I have suffered with bouts of anxiousness for a few years now and though I am usually quite able to control it myself and talk myself out of an unnecessary panic.. my first step towards doing that is invariably to go out for air. This was not going to happen.
I reproached the tardy lady
“Two and a half hours.”
That was all I said.
And I just looked at her… now profusely sweating from my brow.. and she raised from her chair and went to speak to a colleague
Some twenty minutes later I was called into a side room where I began to AGAIN explain my circumstances to the fourth official of the day.
After a lengthy process of covering all the information I had so freely and openly shared with every other immigration officer I had encountered that day.
I had lost the will to argue my point. That I was not a mariner. I was not a crew member. I didn’t need a crew visa…. in the end I backed down and said “yes I’m sorry I’ll do that at the earliest possible opportunity” and finally he allowed me to leave.
It was well after 12 am
My bags had apparently already been sent to New Orleans without me. I had no clean clothes, no toothbrush or PJ’s. I was tired, sweaty, stressed and ill. I headed wearily to the American Airlines desk where the last member of staff was closing the counter for the day. I exhaled and started to regale my tale. Before I could even finish she had printed me a voucher for dinner, breakfast, a new flight and a hotel.

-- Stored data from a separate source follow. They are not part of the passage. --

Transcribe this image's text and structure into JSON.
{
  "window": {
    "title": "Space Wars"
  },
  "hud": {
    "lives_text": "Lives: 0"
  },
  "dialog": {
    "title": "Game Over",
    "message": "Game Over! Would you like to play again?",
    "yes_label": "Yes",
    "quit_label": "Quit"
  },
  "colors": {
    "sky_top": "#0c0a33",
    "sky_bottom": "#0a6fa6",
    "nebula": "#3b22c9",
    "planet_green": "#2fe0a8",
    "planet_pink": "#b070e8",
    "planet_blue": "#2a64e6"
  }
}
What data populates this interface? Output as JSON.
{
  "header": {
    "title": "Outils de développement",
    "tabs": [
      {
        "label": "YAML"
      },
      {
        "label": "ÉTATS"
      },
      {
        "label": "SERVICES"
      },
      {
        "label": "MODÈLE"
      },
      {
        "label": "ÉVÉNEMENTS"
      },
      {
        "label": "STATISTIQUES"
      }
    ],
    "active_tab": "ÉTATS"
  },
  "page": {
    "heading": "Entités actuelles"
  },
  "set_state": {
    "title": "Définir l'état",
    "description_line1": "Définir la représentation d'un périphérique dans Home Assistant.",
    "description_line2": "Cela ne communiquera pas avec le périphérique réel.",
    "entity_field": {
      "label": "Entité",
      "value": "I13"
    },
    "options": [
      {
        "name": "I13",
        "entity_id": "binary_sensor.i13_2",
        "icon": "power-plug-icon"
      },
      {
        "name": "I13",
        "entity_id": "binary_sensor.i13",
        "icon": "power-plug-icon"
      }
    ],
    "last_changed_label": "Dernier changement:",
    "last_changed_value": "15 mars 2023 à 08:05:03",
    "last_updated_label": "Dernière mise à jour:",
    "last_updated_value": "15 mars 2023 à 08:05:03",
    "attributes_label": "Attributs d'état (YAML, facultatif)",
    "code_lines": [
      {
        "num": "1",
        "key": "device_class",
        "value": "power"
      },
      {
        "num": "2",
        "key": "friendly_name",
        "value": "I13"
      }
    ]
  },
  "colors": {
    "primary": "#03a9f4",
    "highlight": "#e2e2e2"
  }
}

“Here honey.” She smiled. “Get some rest. We’ll see you in the morning”
It wasn’t the airlines fault. I was amazed they were prepared to help me like that. I’d had visions of spending the next hour or so on the line to the emergency travel department at head office trying to re arrange everything over again.
“You have no idea how grateful i am” I whimpered. “This is so kind of you”
“I’m the supervisor. It has its perks.” and she winked and closed the desk.
This job has its ups and downs. And I know this amount of travelling and moving about is probably not a lifestyle neither I or my marriage could sustain long term. I often find myself wondering why I put myself through it. And then I think about the people. The people I meet on the ship every week. The passengers, the crew, the officers.
And the taxi drivers, the dutch couple who let me share their cab, the gentle giant in the hotel and the airport staff like the amazing American Airlines lady. And I remember how incredibly fortunate I am. That I am allowed and encouraged to be part of strangers lives every day. That I get an opportunity, by means of sharing my show with them… to ever so minutely, give a little bit of something back.
When I lost my father suddenly in September I was angry at the world for a while.
Why him? Why us? He was only 64 and fit as a fiddle. And like anybody who is grieving, its a process that after only several months I am beginning to try to make sense of.
But then I think of everything my parents did for me, sacrificed for me to get me to this place. Yes I get stuck in airports, lose luggage, miss flights, catch more than the average share of airborne illnesses! But I get to do that ALL OVER THE WORLD because on that very first cruise some 15 years ago now, when I didn’t have the courage to go, my Mum and Dad booked and paid for the cruise so they could be there with me to support me.
So I don’t want to dwell on all the tough stuff. I share it with you cause its mildly amusing and I hope on occasion a little of an insight into what goes on in the crazy world of Guest Entertainers, because believe me, I am but one of hundreds of people treading this life path and experiencing this journey. Literally.
So in the most uplifting and warm hearted way I can possibly express, I dedicate this blog, both parts, (and the first one I have written since he died) to the memory of the most amazing man I ever knew.
Someone very special to me told me “He was your Daddy and therefore he was the first man to ever have your heart”
And I know that because of him and my Mother, I have not only the best chance at life anyone could wish for, but that HE… my Dad… has THE BEST seat in the house now for every single performance.